Zorgniveau 0 is de categorie voor zorgdiensten voor mensen met verminderde alledaagse vaardigheden, bijvoorbeeld met dementie.

Voorbeeld: zorgbehoefte volgens zorgniveau 0
Een typisch voorbeeld van een persoon die recht had op een uitkering onder zorgniveau 0
toonde een minimaal zorgniveau onder dat van zorgniveau 1. Dit
gold bijvoorbeeld voor getroffenen wier dagelijkse behoefte aan hulp bij lichaamsbeweging, voeding en het huishouden minder dan 45
minuten bedroeg .

Wat was het recht op een uitkering binnen zorgniveau 0?

Het doel van zorgniveau 0 was om extra opvang te bieden aan mantelzorgers. Het moet ook mogelijkheden creëren om te profiteren van activerende zorgaanbiedingen. Met zorgniveau 0 was het mogelijk om zowel zorgtoeslag als zorgtoeslag in natura aan te vragen.
De maandelijkse zorgtoeslag was 123 euro als de betrokkene werd verzorgd door familie of vrienden. Als alternatief bestond er bij professionele zorg door een verpleegkundige dienst recht op verzorgingsuitkeringen van 231 euro per maand.
Bovendien hadden de getroffenen met “aanzienlijk verminderde alledaagse vaardigheden” op zorgniveau 0 recht op zorg en hulpverlening. Deze beurs bedroeg standaard 104 euro per maand. Als experts konden bevestigen dat er meer toezicht nodig was, verdubbelde de subsidie ​​tot 208 euro.
Wist al? Als het volledige bedrag van de zorgtoeslag in natura van 231 euro niet was opgebruikt, konden getroffenen tot 40 procent van het bedrag gebruiken voor zorg en opvang.

Een overzicht van de vergoedingen op zorgniveau 0

  • Zorgtoeslag als uitkering
  • Dag- en nachtverzorging
  • Korte termijn zorg
  • Verpleeghulpmiddelen (bijv. Visuele hulpmiddelen, rollators, incontinentiehulpmiddelen, alarmnummer, etc.)
  • Conversies (maatregelen ter verbetering van de leefomgeving, inclusief recht op subsidies
    tot 4.000 euro)
  • Zorgdiensten door erkende zorgdiensten (bijv. Thuiszorg)
  • Preventiezorg
  • Organisatorische hulp (bijv. Aanvragen voor ziektekostenverzekering of hulp bij bankieren)
  • Dagelijkse hulp (bijvoorbeeld boodschappen doen, hulp bij het winkelen of een bezoek aan de dokter)
  • Huishoudelijke hulp (bijv. Schoonmaken, kleding wassen, etc.)
  • laagdrempelige diensten volgens de staatswet (bijv. muziektherapie, ergotherapie,
    wandelingen)

De zorgdiensten binnen zorgniveau 0 richten zich met name op de zorg en begeleiding van mensen die zorg nodig hebben.

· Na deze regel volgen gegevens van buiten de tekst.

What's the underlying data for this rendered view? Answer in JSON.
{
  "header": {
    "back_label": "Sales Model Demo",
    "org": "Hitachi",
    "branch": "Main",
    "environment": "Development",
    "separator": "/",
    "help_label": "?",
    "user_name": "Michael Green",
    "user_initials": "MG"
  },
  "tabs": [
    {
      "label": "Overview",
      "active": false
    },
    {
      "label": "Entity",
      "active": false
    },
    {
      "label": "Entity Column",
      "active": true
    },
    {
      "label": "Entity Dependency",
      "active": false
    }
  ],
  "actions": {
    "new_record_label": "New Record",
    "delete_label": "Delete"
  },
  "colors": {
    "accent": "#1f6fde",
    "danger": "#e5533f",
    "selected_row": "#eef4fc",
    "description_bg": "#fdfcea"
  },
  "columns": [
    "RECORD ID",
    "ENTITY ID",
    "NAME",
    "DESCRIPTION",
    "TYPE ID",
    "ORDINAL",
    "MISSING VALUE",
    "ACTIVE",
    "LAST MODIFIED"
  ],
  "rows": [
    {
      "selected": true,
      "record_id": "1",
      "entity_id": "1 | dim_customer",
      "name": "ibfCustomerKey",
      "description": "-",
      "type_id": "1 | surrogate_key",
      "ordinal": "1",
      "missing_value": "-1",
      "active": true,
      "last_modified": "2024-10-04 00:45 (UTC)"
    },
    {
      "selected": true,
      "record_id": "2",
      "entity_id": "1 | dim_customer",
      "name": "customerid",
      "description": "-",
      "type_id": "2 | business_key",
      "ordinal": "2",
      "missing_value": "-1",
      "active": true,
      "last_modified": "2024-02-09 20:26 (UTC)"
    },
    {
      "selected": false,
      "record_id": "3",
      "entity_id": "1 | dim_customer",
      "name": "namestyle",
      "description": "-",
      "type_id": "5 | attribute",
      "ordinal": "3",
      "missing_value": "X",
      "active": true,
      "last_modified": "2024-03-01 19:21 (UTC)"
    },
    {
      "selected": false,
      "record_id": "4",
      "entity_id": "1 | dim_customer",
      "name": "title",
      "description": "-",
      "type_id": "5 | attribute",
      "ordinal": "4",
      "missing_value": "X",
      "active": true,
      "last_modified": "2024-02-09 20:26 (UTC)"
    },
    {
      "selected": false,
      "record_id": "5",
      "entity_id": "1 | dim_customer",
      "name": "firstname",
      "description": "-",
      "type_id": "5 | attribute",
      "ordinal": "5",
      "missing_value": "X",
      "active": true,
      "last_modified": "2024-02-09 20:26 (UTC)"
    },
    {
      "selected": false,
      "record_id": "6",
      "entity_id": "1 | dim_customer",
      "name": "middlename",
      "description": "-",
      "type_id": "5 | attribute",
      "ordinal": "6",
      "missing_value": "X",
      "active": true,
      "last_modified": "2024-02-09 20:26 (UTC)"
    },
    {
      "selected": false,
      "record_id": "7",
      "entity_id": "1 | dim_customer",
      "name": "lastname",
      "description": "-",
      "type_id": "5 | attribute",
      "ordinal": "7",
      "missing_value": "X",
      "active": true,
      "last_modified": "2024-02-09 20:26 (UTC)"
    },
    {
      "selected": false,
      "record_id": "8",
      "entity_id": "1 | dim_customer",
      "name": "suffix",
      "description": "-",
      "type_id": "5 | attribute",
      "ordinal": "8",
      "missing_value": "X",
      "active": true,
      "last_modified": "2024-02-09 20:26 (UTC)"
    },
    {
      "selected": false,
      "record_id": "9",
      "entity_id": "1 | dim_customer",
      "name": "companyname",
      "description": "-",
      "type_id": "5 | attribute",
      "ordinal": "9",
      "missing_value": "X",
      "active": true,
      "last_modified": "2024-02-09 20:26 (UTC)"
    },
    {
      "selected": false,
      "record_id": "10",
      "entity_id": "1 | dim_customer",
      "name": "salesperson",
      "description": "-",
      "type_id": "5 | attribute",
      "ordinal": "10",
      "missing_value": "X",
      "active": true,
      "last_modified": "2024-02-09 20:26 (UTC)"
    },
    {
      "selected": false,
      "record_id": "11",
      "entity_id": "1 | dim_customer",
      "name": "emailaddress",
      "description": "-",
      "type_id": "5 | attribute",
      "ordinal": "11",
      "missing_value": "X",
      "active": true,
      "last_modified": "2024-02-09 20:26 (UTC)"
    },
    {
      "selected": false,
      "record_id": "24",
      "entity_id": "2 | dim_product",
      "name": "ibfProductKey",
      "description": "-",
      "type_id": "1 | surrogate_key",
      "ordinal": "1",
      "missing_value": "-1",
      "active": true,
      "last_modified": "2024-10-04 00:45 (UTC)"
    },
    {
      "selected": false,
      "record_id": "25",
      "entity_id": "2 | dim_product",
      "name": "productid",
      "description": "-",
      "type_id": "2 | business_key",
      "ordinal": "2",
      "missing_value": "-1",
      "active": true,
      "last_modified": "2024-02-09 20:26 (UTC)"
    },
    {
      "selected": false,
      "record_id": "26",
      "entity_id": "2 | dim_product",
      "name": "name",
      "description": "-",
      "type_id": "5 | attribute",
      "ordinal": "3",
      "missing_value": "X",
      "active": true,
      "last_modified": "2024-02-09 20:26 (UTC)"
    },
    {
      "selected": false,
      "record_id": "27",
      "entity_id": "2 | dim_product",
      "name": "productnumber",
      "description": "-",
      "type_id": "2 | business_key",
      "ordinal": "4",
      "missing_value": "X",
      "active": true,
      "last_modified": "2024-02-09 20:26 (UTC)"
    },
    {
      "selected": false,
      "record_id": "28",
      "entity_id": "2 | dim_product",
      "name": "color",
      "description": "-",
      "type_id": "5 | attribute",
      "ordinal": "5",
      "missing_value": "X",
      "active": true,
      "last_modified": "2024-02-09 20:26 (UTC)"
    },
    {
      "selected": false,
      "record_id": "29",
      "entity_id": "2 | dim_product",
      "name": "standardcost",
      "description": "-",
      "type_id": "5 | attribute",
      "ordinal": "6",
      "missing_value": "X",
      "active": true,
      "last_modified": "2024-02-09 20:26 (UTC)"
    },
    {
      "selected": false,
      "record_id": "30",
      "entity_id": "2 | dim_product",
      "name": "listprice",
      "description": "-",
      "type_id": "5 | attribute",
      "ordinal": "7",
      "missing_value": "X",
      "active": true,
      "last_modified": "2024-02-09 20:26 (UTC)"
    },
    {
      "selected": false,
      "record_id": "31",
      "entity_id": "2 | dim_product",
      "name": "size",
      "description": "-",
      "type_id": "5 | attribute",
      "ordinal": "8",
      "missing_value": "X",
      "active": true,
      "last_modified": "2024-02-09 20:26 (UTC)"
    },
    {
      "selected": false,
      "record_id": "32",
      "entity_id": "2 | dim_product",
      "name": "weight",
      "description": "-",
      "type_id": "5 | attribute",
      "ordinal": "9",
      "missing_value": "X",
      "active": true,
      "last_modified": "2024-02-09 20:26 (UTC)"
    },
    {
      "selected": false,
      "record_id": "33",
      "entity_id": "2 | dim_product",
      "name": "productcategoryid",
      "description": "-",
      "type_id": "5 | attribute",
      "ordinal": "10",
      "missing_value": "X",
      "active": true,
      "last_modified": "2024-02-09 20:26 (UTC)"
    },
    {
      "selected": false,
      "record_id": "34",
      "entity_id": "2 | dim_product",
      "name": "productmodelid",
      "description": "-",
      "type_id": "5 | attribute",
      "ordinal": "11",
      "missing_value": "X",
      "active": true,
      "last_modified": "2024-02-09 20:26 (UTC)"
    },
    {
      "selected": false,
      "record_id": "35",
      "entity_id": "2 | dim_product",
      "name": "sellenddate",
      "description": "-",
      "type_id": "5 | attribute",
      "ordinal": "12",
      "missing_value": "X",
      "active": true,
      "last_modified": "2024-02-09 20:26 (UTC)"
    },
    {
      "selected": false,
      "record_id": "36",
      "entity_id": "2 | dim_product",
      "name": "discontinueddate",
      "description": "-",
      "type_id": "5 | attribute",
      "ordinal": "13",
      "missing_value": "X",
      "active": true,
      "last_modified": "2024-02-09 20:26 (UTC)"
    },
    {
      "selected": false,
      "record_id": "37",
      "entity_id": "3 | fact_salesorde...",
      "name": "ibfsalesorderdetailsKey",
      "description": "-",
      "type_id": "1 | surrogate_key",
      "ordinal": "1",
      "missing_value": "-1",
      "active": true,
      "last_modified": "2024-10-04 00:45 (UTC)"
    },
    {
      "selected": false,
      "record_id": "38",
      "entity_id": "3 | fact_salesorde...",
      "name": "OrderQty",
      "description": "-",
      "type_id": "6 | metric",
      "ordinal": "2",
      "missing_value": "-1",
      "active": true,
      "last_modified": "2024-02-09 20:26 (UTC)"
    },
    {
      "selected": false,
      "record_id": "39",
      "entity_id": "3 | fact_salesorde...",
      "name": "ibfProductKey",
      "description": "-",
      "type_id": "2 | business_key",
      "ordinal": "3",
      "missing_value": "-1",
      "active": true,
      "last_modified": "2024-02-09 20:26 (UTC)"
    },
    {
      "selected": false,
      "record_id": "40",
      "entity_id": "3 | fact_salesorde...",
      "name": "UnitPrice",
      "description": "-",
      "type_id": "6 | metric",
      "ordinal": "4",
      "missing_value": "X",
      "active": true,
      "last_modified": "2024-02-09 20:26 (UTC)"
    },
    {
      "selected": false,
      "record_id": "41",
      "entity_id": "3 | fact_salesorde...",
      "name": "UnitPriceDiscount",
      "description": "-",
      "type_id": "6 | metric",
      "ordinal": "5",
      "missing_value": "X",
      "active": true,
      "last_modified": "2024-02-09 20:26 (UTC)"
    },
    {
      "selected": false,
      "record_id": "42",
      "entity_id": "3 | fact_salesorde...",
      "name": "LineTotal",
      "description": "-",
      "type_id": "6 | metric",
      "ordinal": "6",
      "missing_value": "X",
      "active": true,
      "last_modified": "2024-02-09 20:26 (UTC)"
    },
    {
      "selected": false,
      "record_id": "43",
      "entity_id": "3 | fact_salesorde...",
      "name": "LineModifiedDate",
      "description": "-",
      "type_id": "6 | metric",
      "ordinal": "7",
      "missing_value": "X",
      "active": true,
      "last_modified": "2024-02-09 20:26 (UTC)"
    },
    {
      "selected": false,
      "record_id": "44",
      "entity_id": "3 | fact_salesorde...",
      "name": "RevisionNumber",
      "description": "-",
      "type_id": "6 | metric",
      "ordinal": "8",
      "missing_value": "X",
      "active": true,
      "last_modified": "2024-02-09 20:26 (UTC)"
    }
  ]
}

Info: De diensten onder zorgniveau 0 hoefden niet permanent te worden gebruikt. Het was mogelijk de uitkeringsrechten in het daaropvolgende kalenderjaar over te nemen.

Kortdurende zorg op zorgniveau 0

Als het zorgniveau 0 was, zou ook kortdurende zorg door de zorgverzekering kunnen worden vergoed. Dit was mogelijk na een verblijf in het ziekenhuis, als professionele zorg nog nodig was. De kortdurende zorg werd gesubsidieerd over een periode van maximaal 28 dagen met een maximum van 1.612 euro per jaar.
Dit aanbod gold zowel voor zorg in kortdurende voorzieningen als in verpleeghuizen. Op voorwaarde dat binnen 12 maanden geen aanspraak werd gemaakt op preventieve zorg, verdubbelde de uitkering. Hierdoor was het mogelijk om een ​​beurs van 3.224 euro te krijgen voor maximaal 56 dagen kortdurende zorg.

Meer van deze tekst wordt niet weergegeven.